BERT is based on the **Transformer encoder** from "Attention is All You Need" (2017).

| Component | Details |
|----------|---------|
| Model | Transformer Encoder only |
| Layers | 12 (Base), 24 (Large) |
| Hidden Size | 768 (Base), 1024 (Large) |
| Self-Attention Heads | 12 (Base), 16 (Large) |
| Parameters | 110M (Base), 340M (Large) |

---

## Pre-training Tasks

### 1. Masked Language Modeling (MLM)
- Randomly masks 15% of input tokens.
- Model predicts the original value of masked tokens using surrounding context.

**Example**:  
Input: "I like to [MASK] ice cream."  
Target: Predict "[MASK]" as "eat"

**Goal**: Learn deep **bidirectional context**.

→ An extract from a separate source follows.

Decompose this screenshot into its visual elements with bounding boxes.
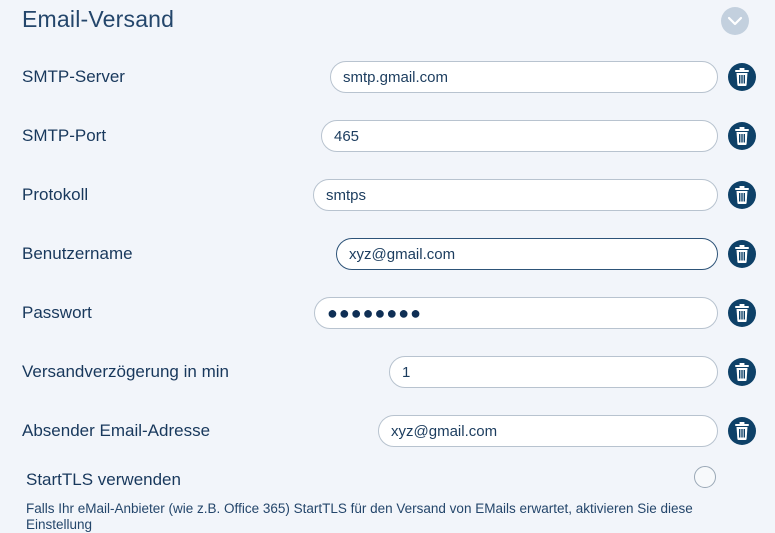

### 2. Next Sentence Prediction (NSP)
- Predicts whether sentence B is the **actual next sentence** of sentence A.

**Example**:  
Sentence A: "He went to the store."  
Sentence B: "He bought a gallon of milk." → IsNext  
Random sentence B: "Penguins are flightless birds." → NotNext

**Goal**: Understand **sentence relationships**.

---

## Input Representation

To support both single and sentence-pair tasks, BERT uses a combined input format:

| Component | Explanation |
|----------|-------------|
| [CLS] Token | First token of every input sequence. Its final hidden state is used for classification. |
| [SEP] Token | Separates sentence A and sentence B. |
| Token Embeddings | WordPiece tokenized input |
| Segment Embeddings | Identify sentence A or B |
| Position Embeddings | Represent word positions in sequence |

---

## Fine-tuning on Downstream Tasks

After pre-training, BERT is fine-tuned by adding a task-specific output layer.

### Example Tasks:

| Task | Input Format | Output |
|------|--------------|--------|
| Sentiment Classification | [CLS] + sentence | Classification label from [CLS] token |
| Question Answering | [CLS] + question + [SEP] + context | Start and end token positions |
| Named Entity Recognition | Tokens | Label per token |

Fine-tuning is performed with just a few epochs and minimal architectural changes.

---

## Results

BERT achieved **state-of-the-art** results on multiple NLP benchmarks:

- GLUE (General Language Understanding Evaluation)
- SQuAD v1.1 and v2.0 (Question Answering)
- SWAG (Common Sense Inference)

---

## Key Innovations Summary

| Innovation | Benefit |
|-----------|---------|
| Masked Language Model | Allows deep bidirectional understanding |
| Next Sentence Prediction | Captures inter-sentence relationships |
| Single architecture | Used across tasks without major changes |
| Transfer Learning for NLP | Pre-train once, fine-tune for many tasks |

---

## BERT Summary Table

| Aspect | BERT |
|--------|------|
| Full Name | Bidirectional Encoder Representations from Transformers |
| Architecture | Transformer Encoder |
| Directionality | Deeply Bidirectional |
| Pre-training Tasks | MLM and NSP |
| Fine-tuning | Task-specific head on top |
| Model Sizes | BERT-Base (110M), BERT-Large (340M) |
| Training Data | BooksCorpus + English Wikipedia |
| Tokenizer | WordPiece with 30k vocabulary |

---

## Limitations of BERT

- **Expensive to pre-train** (compute-heavy).
- NSP was later questioned (RoBERTa removed it).
- Not ideal for real-time or low-latency applications due to size.

---

## Follow-up Models

| Model | Improvement |
|-------|-------------|
| RoBERTa | Removed NSP, trained longer and on more data |
| DistilBERT | Smaller and faster BERT |
| ALBERT | Parameter-sharing to reduce memory |
| BioBERT, ClinicalBERT | Domain-specific variants for biomedical/clinical texts |

---

## Final Thoughts

BERT changed the landscape of NLP by:
- Introducing a unified **pre-training + fine-tuning** framework.
- Achieving excellent results on a **variety of NLP tasks**.
- Inspiring many **improvements and new models** in the field.

It is a **foundation model** that paved the way for future large-scale pre-trained models in NLP.